- Written by: Rob Burnett
- Produced by: Charlie Bloom
- Starring: Marv Albert Frank Layden
- Production company: NBA Entertainment
- Distributed by: CBS/Fox Video
- Release date: 1989;
- Running time: 45 minutes
- Country: United States
- Language: English

= Dazzling Dunks and Basketball Bloopers =

Dazzling Dunks and Basketball Bloopers is a 1989 American sports compilation film that features highlights and bloopers from the NBA from its beginning to the film's release in 1989. The film is hosted by broadcaster Marv Albert and former Utah Jazz coach and executive Frank Layden.

The VHS release of the film was originally distributed free with a subscription to Sports Illustrated magazine.

A sequel, titled The All-New Dazzling Dunks and Basketball Bloopers, was made in 1990, again featuring Albert and Layden as hosts.

==Cast==
- Marv Albert
- Frank Layden

==Synopsis==
The first video contains footage of slam dunks by NBA players such as Julius Erving, Dominique Wilkins, Michael Jordan, and Darryl Dawkins, and a large number of bloopers by various players, including Danny Ainge, Bill Walton, and Frank Johnson. Recaps of NBA slam dunk contests from 1984 to 1988 are also shown.

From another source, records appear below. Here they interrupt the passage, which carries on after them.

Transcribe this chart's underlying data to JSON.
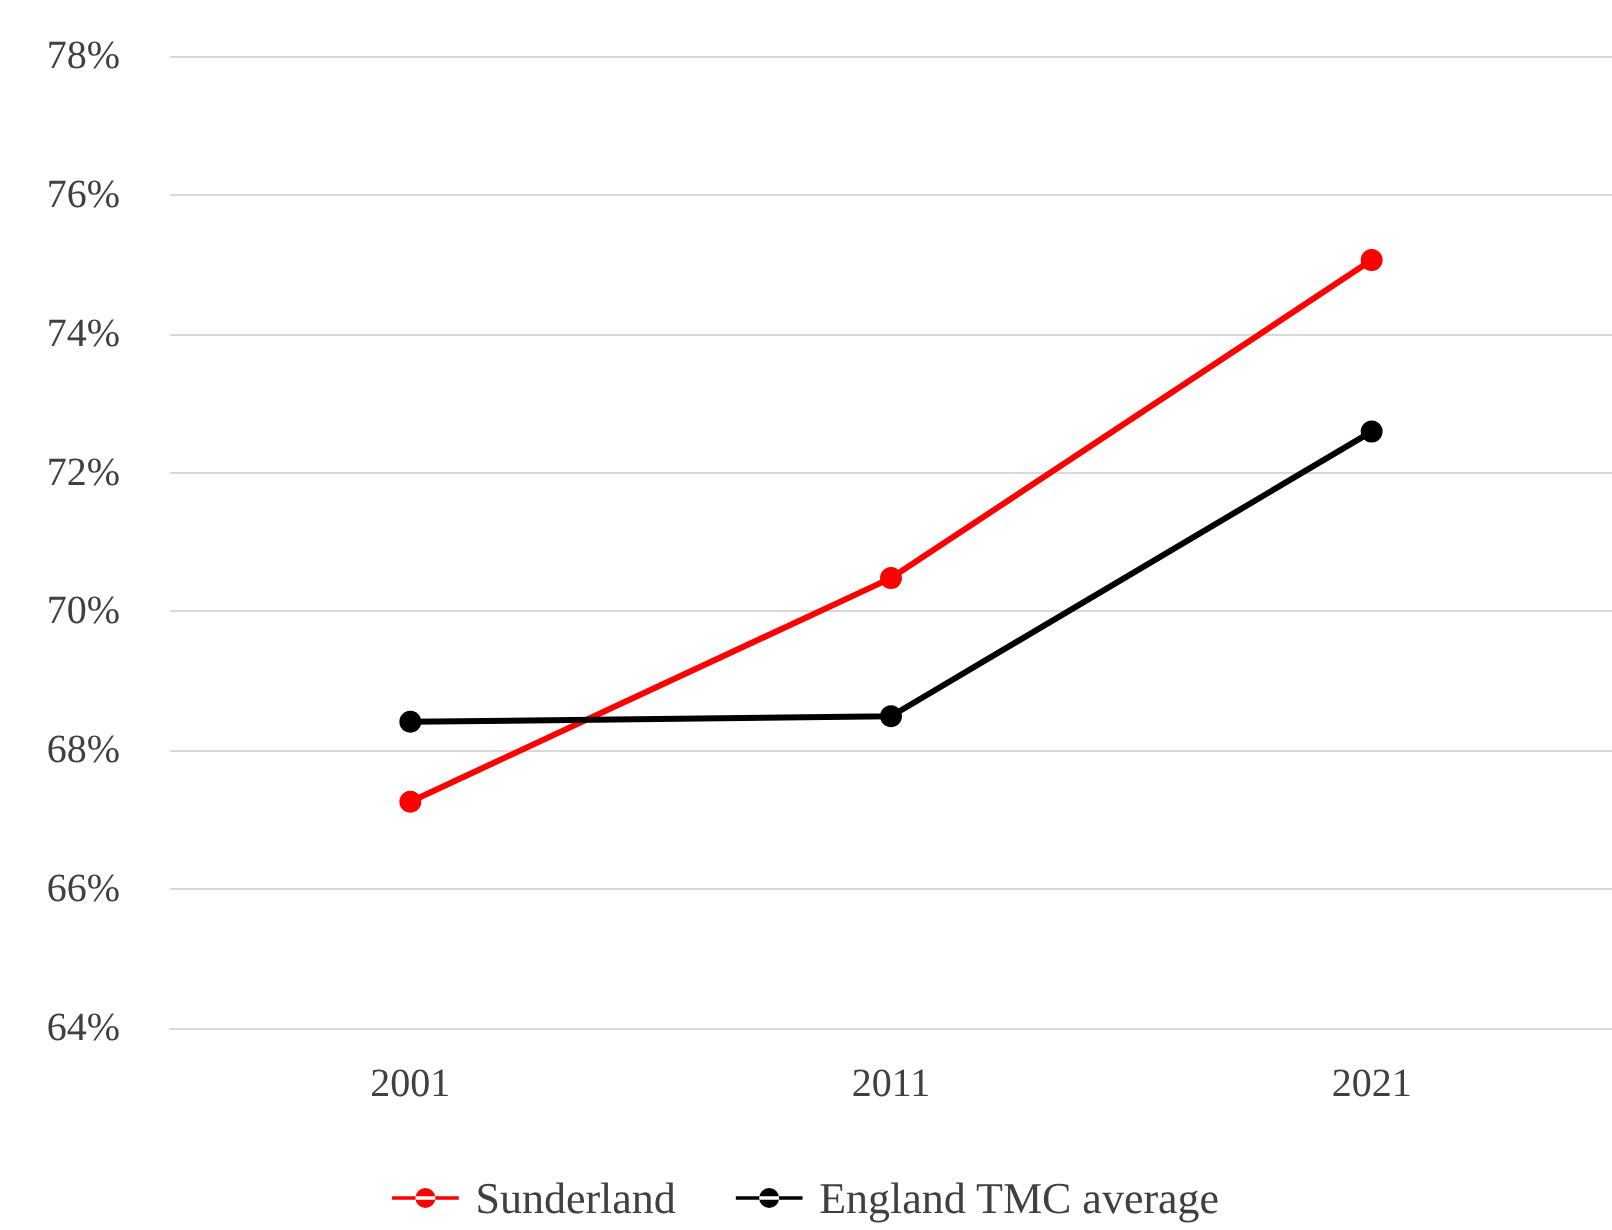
{
  "chart_data": {
    "type": "line",
    "categories": [
      "2001",
      "2011",
      "2021"
    ],
    "series": [
      {
        "name": "Sunderland",
        "color": "#ff0000",
        "values": [
          67.26,
          70.48,
          75.06
        ]
      },
      {
        "name": "England TMC average",
        "color": "#000000",
        "values": [
          68.41,
          68.49,
          72.59
        ]
      }
    ],
    "ylim": [
      64,
      78
    ],
    "yticks": [
      {
        "value": 64,
        "label": "64%"
      },
      {
        "value": 66,
        "label": "66%"
      },
      {
        "value": 68,
        "label": "68%"
      },
      {
        "value": 70,
        "label": "70%"
      },
      {
        "value": 72,
        "label": "72%"
      },
      {
        "value": 74,
        "label": "74%"
      },
      {
        "value": 76,
        "label": "76%"
      },
      {
        "value": 78,
        "label": "78%"
      }
    ],
    "grid": "y",
    "legend": "bottom",
    "marker": "circle",
    "line_style": "solid"
  }
}
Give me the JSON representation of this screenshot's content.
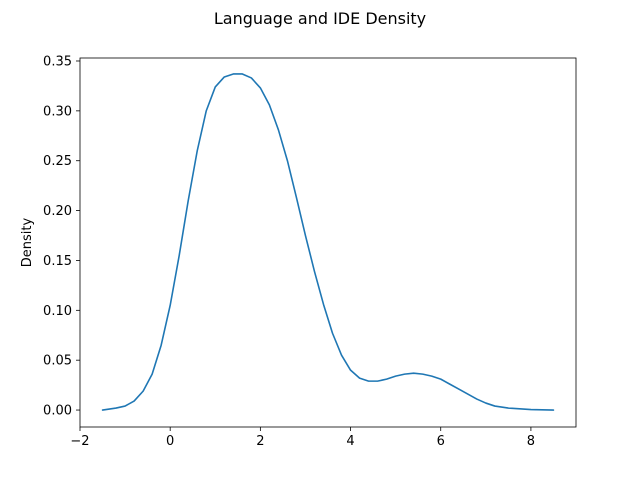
{
  "chart_data": {
    "type": "line",
    "title": "Language and IDE Density",
    "xlabel": "",
    "ylabel": "Density",
    "xlim": [
      -2,
      9
    ],
    "ylim": [
      -0.017,
      0.353
    ],
    "x_ticks": [
      -2,
      0,
      2,
      4,
      6,
      8
    ],
    "y_ticks": [
      0.0,
      0.05,
      0.1,
      0.15,
      0.2,
      0.25,
      0.3,
      0.35
    ],
    "x_tick_labels": [
      "−2",
      "0",
      "2",
      "4",
      "6",
      "8"
    ],
    "y_tick_labels": [
      "0.00",
      "0.05",
      "0.10",
      "0.15",
      "0.20",
      "0.25",
      "0.30",
      "0.35"
    ],
    "grid": false,
    "series": [
      {
        "color": "#1f77b4",
        "x": [
          -1.5,
          -1.2,
          -1.0,
          -0.8,
          -0.6,
          -0.4,
          -0.2,
          0.0,
          0.2,
          0.4,
          0.6,
          0.8,
          1.0,
          1.2,
          1.4,
          1.6,
          1.8,
          2.0,
          2.2,
          2.4,
          2.6,
          2.8,
          3.0,
          3.2,
          3.4,
          3.6,
          3.8,
          4.0,
          4.2,
          4.4,
          4.6,
          4.8,
          5.0,
          5.2,
          5.4,
          5.6,
          5.8,
          6.0,
          6.2,
          6.4,
          6.6,
          6.8,
          7.0,
          7.2,
          7.5,
          8.0,
          8.5
        ],
        "y": [
          0.0,
          0.002,
          0.004,
          0.009,
          0.019,
          0.036,
          0.065,
          0.105,
          0.155,
          0.21,
          0.26,
          0.3,
          0.324,
          0.334,
          0.337,
          0.337,
          0.333,
          0.323,
          0.306,
          0.281,
          0.25,
          0.213,
          0.175,
          0.139,
          0.106,
          0.077,
          0.055,
          0.04,
          0.032,
          0.029,
          0.029,
          0.031,
          0.034,
          0.036,
          0.037,
          0.036,
          0.034,
          0.031,
          0.026,
          0.021,
          0.016,
          0.011,
          0.007,
          0.004,
          0.002,
          0.0005,
          0.0
        ]
      }
    ]
  }
}
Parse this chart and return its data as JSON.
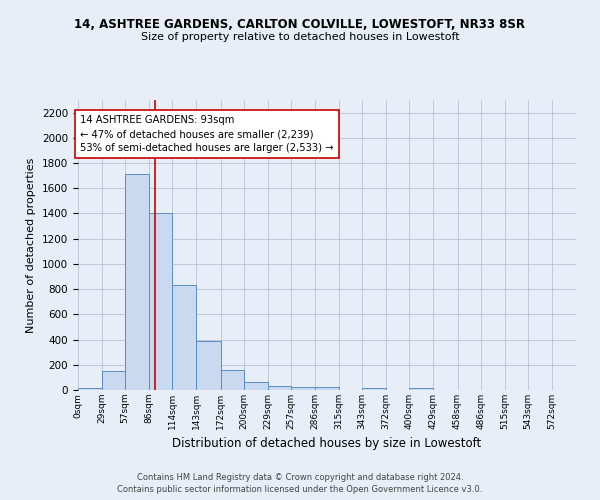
{
  "title1": "14, ASHTREE GARDENS, CARLTON COLVILLE, LOWESTOFT, NR33 8SR",
  "title2": "Size of property relative to detached houses in Lowestoft",
  "xlabel": "Distribution of detached houses by size in Lowestoft",
  "ylabel": "Number of detached properties",
  "bar_labels": [
    "0sqm",
    "29sqm",
    "57sqm",
    "86sqm",
    "114sqm",
    "143sqm",
    "172sqm",
    "200sqm",
    "229sqm",
    "257sqm",
    "286sqm",
    "315sqm",
    "343sqm",
    "372sqm",
    "400sqm",
    "429sqm",
    "458sqm",
    "486sqm",
    "515sqm",
    "543sqm",
    "572sqm"
  ],
  "bar_values": [
    15,
    150,
    1710,
    1400,
    830,
    385,
    160,
    65,
    35,
    25,
    22,
    0,
    18,
    0,
    12,
    0,
    0,
    0,
    0,
    0,
    0
  ],
  "bin_edges": [
    0,
    29,
    57,
    86,
    114,
    143,
    172,
    200,
    229,
    257,
    286,
    315,
    343,
    372,
    400,
    429,
    458,
    486,
    515,
    543,
    572,
    601
  ],
  "bar_color": "#c9d9f0",
  "bar_edge_color": "#5b8ec4",
  "property_value": 93,
  "red_line_color": "#cc0000",
  "annotation_text": "14 ASHTREE GARDENS: 93sqm\n← 47% of detached houses are smaller (2,239)\n53% of semi-detached houses are larger (2,533) →",
  "annotation_box_color": "#ffffff",
  "annotation_box_edge": "#cc0000",
  "ylim": [
    0,
    2300
  ],
  "yticks": [
    0,
    200,
    400,
    600,
    800,
    1000,
    1200,
    1400,
    1600,
    1800,
    2000,
    2200
  ],
  "background_color": "#e8eef8",
  "footer_line1": "Contains HM Land Registry data © Crown copyright and database right 2024.",
  "footer_line2": "Contains public sector information licensed under the Open Government Licence v3.0."
}
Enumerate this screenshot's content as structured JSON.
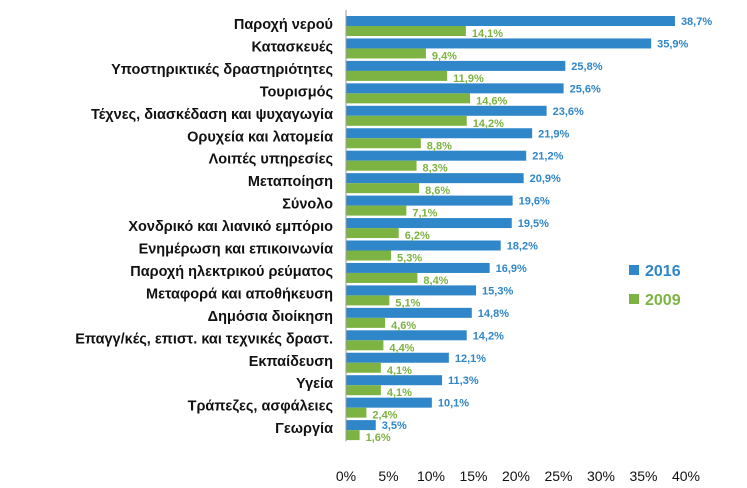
{
  "chart_data": {
    "type": "bar",
    "orientation": "horizontal",
    "categories": [
      "Παροχή νερού",
      "Κατασκευές",
      "Υποστηρικτικές δραστηριότητες",
      "Τουρισμός",
      "Τέχνες, διασκέδαση και ψυχαγωγία",
      "Ορυχεία και λατομεία",
      "Λοιπές υπηρεσίες",
      "Μεταποίηση",
      "Σύνολο",
      "Χονδρικό και λιανικό εμπόριο",
      "Ενημέρωση και επικοινωνία",
      "Παροχή ηλεκτρικού ρεύματος",
      "Μεταφορά και αποθήκευση",
      "Δημόσια διοίκηση",
      "Επαγγ/κές, επιστ. και τεχνικές δραστ.",
      "Εκπαίδευση",
      "Υγεία",
      "Τράπεζες, ασφάλειες",
      "Γεωργία"
    ],
    "series": [
      {
        "name": "2016",
        "color": "#2f86c8",
        "values": [
          38.7,
          35.9,
          25.8,
          25.6,
          23.6,
          21.9,
          21.2,
          20.9,
          19.6,
          19.5,
          18.2,
          16.9,
          15.3,
          14.8,
          14.2,
          12.1,
          11.3,
          10.1,
          3.5
        ],
        "labels": [
          "38,7%",
          "35,9%",
          "25,8%",
          "25,6%",
          "23,6%",
          "21,9%",
          "21,2%",
          "20,9%",
          "19,6%",
          "19,5%",
          "18,2%",
          "16,9%",
          "15,3%",
          "14,8%",
          "14,2%",
          "12,1%",
          "11,3%",
          "10,1%",
          "3,5%"
        ]
      },
      {
        "name": "2009",
        "color": "#7cb342",
        "values": [
          14.1,
          9.4,
          11.9,
          14.6,
          14.2,
          8.8,
          8.3,
          8.6,
          7.1,
          6.2,
          5.3,
          8.4,
          5.1,
          4.6,
          4.4,
          4.1,
          4.1,
          2.4,
          1.6
        ],
        "labels": [
          "14,1%",
          "9,4%",
          "11,9%",
          "14,6%",
          "14,2%",
          "8,8%",
          "8,3%",
          "8,6%",
          "7,1%",
          "6,2%",
          "5,3%",
          "8,4%",
          "5,1%",
          "4,6%",
          "4,4%",
          "4,1%",
          "4,1%",
          "2,4%",
          "1,6%"
        ]
      }
    ],
    "xlim": [
      0,
      40
    ],
    "xticks": [
      0,
      5,
      10,
      15,
      20,
      25,
      30,
      35,
      40
    ],
    "xtick_labels": [
      "0%",
      "5%",
      "10%",
      "15%",
      "20%",
      "25%",
      "30%",
      "35%",
      "40%"
    ],
    "grid": false,
    "legend_position": "right"
  }
}
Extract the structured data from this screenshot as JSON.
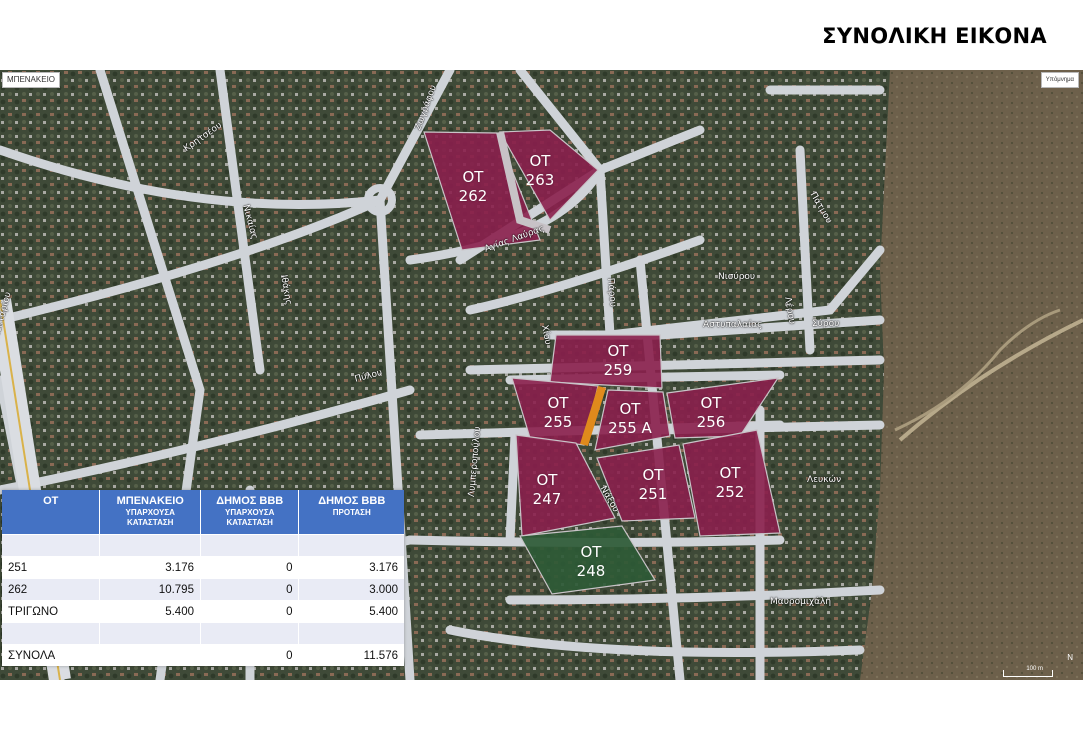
{
  "page_title": "ΣΥΝΟΛΙΚΗ ΕΙΚΟΝΑ",
  "map": {
    "corner_tag_left": "ΜΠΕΝΑΚΕΙΟ",
    "corner_tag_right": "Υπόμνημα",
    "scale_label": "100 m",
    "north_label": "N",
    "colors": {
      "block_purple": "#8a1f4c",
      "block_green": "#2e5a36",
      "strip_orange": "#e08a1c",
      "road": "#cfd3d8"
    },
    "blocks": [
      {
        "id": "262",
        "line1": "ΟΤ",
        "line2": "262",
        "color": "purple"
      },
      {
        "id": "263",
        "line1": "ΟΤ",
        "line2": "263",
        "color": "purple"
      },
      {
        "id": "259",
        "line1": "ΟΤ",
        "line2": "259",
        "color": "purple"
      },
      {
        "id": "255",
        "line1": "ΟΤ",
        "line2": "255",
        "color": "purple"
      },
      {
        "id": "255a",
        "line1": "ΟΤ",
        "line2": "255 Α",
        "color": "purple"
      },
      {
        "id": "256",
        "line1": "ΟΤ",
        "line2": "256",
        "color": "purple"
      },
      {
        "id": "247",
        "line1": "ΟΤ",
        "line2": "247",
        "color": "purple"
      },
      {
        "id": "251",
        "line1": "ΟΤ",
        "line2": "251",
        "color": "purple"
      },
      {
        "id": "252",
        "line1": "ΟΤ",
        "line2": "252",
        "color": "purple"
      },
      {
        "id": "248",
        "line1": "ΟΤ",
        "line2": "248",
        "color": "green"
      }
    ],
    "streets": [
      {
        "id": "kritsa",
        "name": "Κρητσέου"
      },
      {
        "id": "nikaia",
        "name": "Νικαίας"
      },
      {
        "id": "ithaki",
        "name": "Ιθάκης"
      },
      {
        "id": "pylos",
        "name": "Πύλου"
      },
      {
        "id": "agias-lavras",
        "name": "Αγίας Λαύρας"
      },
      {
        "id": "paros",
        "name": "Πάρου"
      },
      {
        "id": "nisyros",
        "name": "Νισύρου"
      },
      {
        "id": "astypalaia",
        "name": "Αστυπαλαίας"
      },
      {
        "id": "syros",
        "name": "Σύρου"
      },
      {
        "id": "lerou",
        "name": "Λέρου"
      },
      {
        "id": "patmos",
        "name": "Πάτμου"
      },
      {
        "id": "chiou",
        "name": "Χίου"
      },
      {
        "id": "levkon",
        "name": "Λευκών"
      },
      {
        "id": "mavromichali",
        "name": "Μαυρομιχάλη"
      },
      {
        "id": "naxos",
        "name": "Νάξου"
      },
      {
        "id": "lymberopoulou",
        "name": "Λυμπεροπούλου"
      },
      {
        "id": "zografou",
        "name": "Ζωγράφου"
      },
      {
        "id": "agionemou",
        "name": "Αγ. Νεκταρίου"
      }
    ]
  },
  "table": {
    "headers": [
      {
        "title": "ΟΤ",
        "sub": ""
      },
      {
        "title": "ΜΠΕΝΑΚΕΙΟ",
        "sub": "ΥΠΑΡΧΟΥΣΑ ΚΑΤΑΣΤΑΣΗ"
      },
      {
        "title": "ΔΗΜΟΣ ΒΒΒ",
        "sub": "ΥΠΑΡΧΟΥΣΑ ΚΑΤΑΣΤΑΣΗ"
      },
      {
        "title": "ΔΗΜΟΣ ΒΒΒ",
        "sub": "ΠΡΟΤΑΣΗ"
      }
    ],
    "rows": [
      {
        "ot": "251",
        "benakeio": "3.176",
        "dimos_existing": "0",
        "dimos_proposal": "3.176"
      },
      {
        "ot": "262",
        "benakeio": "10.795",
        "dimos_existing": "0",
        "dimos_proposal": "3.000"
      },
      {
        "ot": "ΤΡΙΓΩΝΟ",
        "benakeio": "5.400",
        "dimos_existing": "0",
        "dimos_proposal": "5.400"
      }
    ],
    "totals": {
      "label": "ΣΥΝΟΛΑ",
      "benakeio": "",
      "dimos_existing": "0",
      "dimos_proposal": "11.576"
    }
  }
}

The second video features brief biographies of NBA personalities including Darryl Dawkins, Bill Walton, John Salley and Frank Layden, as well as footage of dolphins playing basketball, a group playing basketball while riding horses and a group playing basketball on ice skates. Recaps of the 1989 and 1990 NBA slam dunk contest are also shown.